The OpenTelemetry project has announced that key portions of its declarative configuration specification have reached stable status. The observability framework is a vendor-neutral and language-agnostic way to configure telemetry collection. It has been covered recently on InfoQ, with big names such as Airbnb using OpenTelemetry for their high-volume metrics pipeline, and OpenTelemetry publishing a "demystifying" article to broaden adoption.
Jack Berg, a principal engineer at Grafana Labs, documented the changes in a recent blog post. Berg explained that the stabilisation includes the JSON schema for the data model, the YAML representation of configuration files, and the in-memory representation of configuration data.

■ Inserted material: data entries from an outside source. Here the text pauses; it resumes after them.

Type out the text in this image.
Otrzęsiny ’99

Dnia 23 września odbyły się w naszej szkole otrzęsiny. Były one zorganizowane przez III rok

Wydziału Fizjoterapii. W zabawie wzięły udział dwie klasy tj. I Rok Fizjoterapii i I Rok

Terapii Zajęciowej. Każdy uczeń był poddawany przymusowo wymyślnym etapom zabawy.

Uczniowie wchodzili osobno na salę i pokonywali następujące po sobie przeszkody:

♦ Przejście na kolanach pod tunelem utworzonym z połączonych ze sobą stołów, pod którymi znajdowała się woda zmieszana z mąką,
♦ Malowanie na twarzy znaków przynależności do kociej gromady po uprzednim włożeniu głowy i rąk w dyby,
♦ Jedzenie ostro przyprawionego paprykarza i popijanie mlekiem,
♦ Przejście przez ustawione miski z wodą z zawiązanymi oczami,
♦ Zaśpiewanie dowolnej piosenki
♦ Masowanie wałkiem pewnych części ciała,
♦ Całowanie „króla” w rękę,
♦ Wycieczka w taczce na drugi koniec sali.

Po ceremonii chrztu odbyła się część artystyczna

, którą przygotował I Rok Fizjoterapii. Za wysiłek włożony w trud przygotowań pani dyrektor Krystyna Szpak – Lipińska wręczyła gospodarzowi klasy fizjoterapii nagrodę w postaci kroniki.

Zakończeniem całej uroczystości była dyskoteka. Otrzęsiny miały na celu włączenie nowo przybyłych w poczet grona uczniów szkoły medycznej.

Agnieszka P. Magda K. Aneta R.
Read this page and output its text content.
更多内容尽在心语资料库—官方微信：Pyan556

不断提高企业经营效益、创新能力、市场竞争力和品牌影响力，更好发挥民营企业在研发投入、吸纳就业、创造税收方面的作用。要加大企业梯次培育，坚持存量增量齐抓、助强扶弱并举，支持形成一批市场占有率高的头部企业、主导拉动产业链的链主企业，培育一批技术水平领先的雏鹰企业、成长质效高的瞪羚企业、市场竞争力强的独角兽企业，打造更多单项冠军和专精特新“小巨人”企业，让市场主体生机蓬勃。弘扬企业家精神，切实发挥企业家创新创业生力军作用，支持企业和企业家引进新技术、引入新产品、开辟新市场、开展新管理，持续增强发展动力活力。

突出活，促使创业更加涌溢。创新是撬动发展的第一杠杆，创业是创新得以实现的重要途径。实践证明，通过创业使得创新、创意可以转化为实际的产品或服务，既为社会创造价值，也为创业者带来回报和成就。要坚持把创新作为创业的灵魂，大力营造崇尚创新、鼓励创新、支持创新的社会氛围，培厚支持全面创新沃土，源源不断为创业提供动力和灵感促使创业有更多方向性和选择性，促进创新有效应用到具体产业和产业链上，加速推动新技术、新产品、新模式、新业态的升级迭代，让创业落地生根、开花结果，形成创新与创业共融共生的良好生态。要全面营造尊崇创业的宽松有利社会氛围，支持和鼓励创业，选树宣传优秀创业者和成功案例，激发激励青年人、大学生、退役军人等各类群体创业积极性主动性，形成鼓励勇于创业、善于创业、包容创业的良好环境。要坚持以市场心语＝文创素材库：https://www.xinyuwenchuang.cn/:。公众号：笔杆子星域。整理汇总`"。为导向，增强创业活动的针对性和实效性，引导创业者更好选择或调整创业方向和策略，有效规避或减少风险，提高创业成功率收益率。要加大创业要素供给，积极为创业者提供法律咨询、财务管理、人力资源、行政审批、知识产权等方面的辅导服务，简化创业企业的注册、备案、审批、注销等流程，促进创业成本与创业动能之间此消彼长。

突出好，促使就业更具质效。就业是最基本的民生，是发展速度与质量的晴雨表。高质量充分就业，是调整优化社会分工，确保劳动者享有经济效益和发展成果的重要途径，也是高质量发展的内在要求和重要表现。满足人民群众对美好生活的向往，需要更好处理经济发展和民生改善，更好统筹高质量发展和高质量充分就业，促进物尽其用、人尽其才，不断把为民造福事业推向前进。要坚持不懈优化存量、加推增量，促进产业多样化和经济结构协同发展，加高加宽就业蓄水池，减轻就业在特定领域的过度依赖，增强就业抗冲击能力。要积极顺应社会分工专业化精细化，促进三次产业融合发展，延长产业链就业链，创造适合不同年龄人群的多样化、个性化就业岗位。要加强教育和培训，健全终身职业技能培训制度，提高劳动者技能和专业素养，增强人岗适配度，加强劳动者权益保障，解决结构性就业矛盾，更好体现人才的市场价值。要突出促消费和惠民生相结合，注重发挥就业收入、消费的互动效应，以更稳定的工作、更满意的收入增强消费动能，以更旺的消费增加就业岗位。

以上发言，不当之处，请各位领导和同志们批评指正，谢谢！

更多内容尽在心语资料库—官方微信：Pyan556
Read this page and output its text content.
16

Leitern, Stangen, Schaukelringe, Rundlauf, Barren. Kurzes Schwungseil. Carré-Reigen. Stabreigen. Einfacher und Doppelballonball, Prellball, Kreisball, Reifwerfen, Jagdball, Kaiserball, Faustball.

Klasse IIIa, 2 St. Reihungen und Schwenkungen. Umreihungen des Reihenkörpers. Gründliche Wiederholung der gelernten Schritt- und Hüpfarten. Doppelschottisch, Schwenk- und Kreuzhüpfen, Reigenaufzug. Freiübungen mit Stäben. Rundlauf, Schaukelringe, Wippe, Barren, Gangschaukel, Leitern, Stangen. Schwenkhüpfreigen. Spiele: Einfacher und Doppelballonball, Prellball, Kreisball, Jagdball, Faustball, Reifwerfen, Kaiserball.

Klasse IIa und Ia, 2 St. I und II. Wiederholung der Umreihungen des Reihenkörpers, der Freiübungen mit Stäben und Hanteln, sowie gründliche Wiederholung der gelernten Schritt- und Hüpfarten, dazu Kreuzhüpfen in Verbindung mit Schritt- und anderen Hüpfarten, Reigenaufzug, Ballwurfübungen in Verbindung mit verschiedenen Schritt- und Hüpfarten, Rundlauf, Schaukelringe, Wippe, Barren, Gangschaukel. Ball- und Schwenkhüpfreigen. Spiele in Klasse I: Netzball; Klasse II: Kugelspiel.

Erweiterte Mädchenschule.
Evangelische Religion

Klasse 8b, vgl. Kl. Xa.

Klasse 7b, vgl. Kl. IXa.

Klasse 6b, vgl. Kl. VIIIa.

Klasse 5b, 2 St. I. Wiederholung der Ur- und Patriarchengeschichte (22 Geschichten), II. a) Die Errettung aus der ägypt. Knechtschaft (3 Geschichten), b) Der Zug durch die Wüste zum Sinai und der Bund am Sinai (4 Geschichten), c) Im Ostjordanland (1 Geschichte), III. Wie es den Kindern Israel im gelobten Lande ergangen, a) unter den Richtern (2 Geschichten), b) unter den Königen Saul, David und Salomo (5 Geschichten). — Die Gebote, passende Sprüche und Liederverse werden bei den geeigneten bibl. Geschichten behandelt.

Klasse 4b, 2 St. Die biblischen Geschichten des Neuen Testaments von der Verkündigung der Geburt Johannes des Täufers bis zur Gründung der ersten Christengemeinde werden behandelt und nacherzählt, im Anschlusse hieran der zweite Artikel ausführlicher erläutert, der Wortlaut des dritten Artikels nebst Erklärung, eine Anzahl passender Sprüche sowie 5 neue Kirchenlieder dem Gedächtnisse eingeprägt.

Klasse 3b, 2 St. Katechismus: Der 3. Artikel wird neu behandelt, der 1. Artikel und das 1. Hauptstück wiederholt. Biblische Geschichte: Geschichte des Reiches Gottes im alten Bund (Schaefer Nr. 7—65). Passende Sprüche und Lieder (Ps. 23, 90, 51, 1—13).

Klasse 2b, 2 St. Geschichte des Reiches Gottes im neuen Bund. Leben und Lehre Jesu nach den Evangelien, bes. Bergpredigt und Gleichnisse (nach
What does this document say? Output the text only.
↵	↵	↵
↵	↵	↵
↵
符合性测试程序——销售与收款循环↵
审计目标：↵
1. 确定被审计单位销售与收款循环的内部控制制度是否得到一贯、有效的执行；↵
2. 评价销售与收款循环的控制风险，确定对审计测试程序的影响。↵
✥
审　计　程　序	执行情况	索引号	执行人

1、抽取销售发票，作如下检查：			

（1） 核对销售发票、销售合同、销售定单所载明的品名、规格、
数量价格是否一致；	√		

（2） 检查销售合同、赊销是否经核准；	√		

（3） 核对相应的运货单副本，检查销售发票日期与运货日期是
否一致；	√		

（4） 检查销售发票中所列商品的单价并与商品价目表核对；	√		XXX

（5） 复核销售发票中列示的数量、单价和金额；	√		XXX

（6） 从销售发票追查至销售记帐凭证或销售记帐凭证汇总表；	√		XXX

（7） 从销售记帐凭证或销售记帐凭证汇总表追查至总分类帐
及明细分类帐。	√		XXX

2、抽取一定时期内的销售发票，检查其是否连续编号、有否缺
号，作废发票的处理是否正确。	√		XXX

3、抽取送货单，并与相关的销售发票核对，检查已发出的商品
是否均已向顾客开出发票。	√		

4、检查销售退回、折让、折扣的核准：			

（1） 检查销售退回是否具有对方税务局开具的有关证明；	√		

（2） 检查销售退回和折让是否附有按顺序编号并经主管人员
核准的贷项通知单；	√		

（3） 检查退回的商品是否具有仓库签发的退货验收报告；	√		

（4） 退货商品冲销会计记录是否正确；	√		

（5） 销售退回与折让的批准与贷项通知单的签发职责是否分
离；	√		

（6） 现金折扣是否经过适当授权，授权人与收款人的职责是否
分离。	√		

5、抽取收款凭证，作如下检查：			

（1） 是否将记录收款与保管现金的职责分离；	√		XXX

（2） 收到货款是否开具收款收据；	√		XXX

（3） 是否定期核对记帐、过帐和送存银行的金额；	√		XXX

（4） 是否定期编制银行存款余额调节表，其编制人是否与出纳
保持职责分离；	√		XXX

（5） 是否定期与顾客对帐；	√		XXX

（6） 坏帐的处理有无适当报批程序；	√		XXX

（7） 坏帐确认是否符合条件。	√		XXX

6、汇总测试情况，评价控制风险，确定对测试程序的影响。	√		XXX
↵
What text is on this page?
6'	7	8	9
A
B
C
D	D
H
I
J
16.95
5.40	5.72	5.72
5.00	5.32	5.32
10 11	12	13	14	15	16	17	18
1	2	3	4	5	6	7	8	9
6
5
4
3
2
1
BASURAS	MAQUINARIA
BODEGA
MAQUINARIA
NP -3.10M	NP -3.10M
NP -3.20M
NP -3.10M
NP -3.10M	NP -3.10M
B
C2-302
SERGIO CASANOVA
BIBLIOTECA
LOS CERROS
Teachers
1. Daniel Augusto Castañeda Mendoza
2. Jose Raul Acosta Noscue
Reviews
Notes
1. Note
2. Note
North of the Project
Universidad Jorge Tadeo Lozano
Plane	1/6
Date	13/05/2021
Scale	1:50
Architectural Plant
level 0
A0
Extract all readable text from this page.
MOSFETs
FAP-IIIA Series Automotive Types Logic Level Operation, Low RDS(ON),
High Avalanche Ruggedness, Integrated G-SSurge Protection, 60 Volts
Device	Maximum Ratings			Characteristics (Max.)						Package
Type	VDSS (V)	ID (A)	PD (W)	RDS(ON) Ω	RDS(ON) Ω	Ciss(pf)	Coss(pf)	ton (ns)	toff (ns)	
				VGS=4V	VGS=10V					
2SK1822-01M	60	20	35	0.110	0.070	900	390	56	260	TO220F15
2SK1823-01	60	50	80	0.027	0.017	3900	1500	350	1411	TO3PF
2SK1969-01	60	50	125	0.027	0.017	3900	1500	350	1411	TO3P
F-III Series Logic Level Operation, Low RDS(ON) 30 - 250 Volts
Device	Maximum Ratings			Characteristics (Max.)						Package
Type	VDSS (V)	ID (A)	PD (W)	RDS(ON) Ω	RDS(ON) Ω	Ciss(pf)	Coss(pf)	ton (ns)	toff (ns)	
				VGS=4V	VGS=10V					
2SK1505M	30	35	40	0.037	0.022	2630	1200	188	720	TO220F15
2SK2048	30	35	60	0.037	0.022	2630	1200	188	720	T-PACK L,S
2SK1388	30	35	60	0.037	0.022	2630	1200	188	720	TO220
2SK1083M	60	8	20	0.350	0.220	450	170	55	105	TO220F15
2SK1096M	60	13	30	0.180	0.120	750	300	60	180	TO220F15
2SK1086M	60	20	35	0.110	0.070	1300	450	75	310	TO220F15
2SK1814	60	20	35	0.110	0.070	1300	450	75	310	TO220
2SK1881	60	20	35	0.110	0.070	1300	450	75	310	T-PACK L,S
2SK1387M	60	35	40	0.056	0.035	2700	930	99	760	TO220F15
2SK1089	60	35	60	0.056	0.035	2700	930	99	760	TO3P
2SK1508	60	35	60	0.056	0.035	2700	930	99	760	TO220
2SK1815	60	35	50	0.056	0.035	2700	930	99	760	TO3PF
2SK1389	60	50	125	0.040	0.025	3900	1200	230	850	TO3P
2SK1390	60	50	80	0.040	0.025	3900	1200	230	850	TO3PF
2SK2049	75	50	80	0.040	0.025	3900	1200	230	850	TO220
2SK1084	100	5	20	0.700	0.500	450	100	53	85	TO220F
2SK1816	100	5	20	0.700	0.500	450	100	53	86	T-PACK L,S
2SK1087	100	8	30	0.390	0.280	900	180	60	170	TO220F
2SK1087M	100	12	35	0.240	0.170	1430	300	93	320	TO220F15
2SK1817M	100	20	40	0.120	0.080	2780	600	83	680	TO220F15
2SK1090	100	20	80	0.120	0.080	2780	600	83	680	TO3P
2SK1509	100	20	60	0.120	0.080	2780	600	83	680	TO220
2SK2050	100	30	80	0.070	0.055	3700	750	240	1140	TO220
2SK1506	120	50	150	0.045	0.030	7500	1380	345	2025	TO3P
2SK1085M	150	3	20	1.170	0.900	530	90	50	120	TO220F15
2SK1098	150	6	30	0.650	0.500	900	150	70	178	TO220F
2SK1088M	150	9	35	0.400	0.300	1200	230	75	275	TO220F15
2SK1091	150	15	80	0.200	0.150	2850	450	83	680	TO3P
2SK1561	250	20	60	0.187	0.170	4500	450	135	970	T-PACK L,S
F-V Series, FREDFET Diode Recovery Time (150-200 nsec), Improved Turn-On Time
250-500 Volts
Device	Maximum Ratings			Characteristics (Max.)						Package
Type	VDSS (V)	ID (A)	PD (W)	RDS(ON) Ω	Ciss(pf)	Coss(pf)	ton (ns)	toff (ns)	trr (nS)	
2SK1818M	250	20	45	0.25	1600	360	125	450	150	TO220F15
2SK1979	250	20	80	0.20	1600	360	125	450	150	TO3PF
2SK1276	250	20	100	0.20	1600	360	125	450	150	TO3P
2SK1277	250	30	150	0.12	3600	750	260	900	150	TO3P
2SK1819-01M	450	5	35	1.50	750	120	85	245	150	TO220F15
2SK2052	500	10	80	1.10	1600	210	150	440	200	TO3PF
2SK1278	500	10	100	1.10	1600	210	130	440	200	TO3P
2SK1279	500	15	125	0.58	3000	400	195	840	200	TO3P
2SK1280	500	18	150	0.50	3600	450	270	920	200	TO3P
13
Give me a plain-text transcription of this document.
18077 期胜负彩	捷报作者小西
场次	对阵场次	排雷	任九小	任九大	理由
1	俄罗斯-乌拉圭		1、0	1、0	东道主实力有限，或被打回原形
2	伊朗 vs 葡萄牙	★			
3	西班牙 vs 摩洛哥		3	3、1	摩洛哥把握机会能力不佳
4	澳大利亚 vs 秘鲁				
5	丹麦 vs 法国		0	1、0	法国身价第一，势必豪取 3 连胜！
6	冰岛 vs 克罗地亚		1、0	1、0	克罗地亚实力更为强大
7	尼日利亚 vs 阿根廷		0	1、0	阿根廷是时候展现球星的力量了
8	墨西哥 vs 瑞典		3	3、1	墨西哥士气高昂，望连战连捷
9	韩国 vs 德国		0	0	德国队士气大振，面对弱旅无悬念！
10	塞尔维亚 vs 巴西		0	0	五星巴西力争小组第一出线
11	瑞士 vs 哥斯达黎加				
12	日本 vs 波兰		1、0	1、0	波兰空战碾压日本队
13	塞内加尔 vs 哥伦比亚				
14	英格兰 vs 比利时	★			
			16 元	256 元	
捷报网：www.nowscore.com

Declarative config schema is on track to become a crucial cross-language user-facing API for the whole project.
- Jack Berg
The announcement noted that language implementations are now available in five languages. These are C++, Go, Java, JavaScript and PHP. Development work continues for .NET and Python implementations. Berg emphasised that the specification itself reaching stability is the most important step for ensuring a consistent user experience.
Berg explained that one of the biggest benefits of declarative configuration is the ability to define telemetry settings in configuration files rather than environment variables. He pointed out that this method gives a much richer language for specifying options. The new system allows users to define complex telemetry pipelines in a declarative format that can be version-controlled and shared across teams.
Getting all three observability signals configured in a single place has historically been a juggling act of environment variables, programmatic SDK initialisation code, and collector configs. The OpenTelemetry declarative configuration format changes this, by letting users define trace, metric, and log pipelines in a single YAML file that the SDK reads at startup. A practical example shows how users can configure resource attributes, trace providers, metric readers and log processors in a single file format, then point their SDK to the file using the OTEL_CONFIG_FILE environment variable.

A recent Grafana OpenTelemetry community call provided additional perspective on declarative configuration. Marylia Gutierrez, an OpenTelemetry JavaScript approver and core contributor at Grafana Labs, demonstrated how declarative configuration simplifies setup across languages. Gutierrez explained that users had to rely on environment variables before declarative configuration was added, but those could not handle complex configuration needs. The new YAML-based approach provides a more robust structure that lets users define a hierarchical configuration with all settings in one place.
The call included a live demo showing declarative configuration in action with Java. The demonstration showed how users can configure a custom sampler and specify which spans to drop based on attribute patterns. Gutierrez noted that achieving this with environment variables would also require custom code and separate libraries.
The community call also addressed the current language support. According to the compliance matrix shared during the call, Java and PHP are fully compliant with the basic requirements. JavaScript is under active development with more features being added. Go has some capabilities available but documentation is being updated to show how to use them. Python support is still in development.
The discussion also covered remote and dynamic configuration. Gutierrez described this as a future capability where operations teams could push configuration changes to adjust sampling rates or enable additional instrumentation without requiring code changes or redeployment. The vision is that a change to a YAML file could be pushed and picked up by applications without a restart.
OneUptime have also published a detailed guide to using declarative configuration. A tutorial posted on their blog covers the structure of configuration files, including resource attributes, tracer providers, metric readers and logger providers.
Stabilising the schema is the most important thing for a stable user experience.
- Jack Berg
The OpenTelemetry project has indicated that it will keep expanding declarative configuration support. Dynamic configuration, which would allow runtime changes to telemetry settings, is still on the roadmap.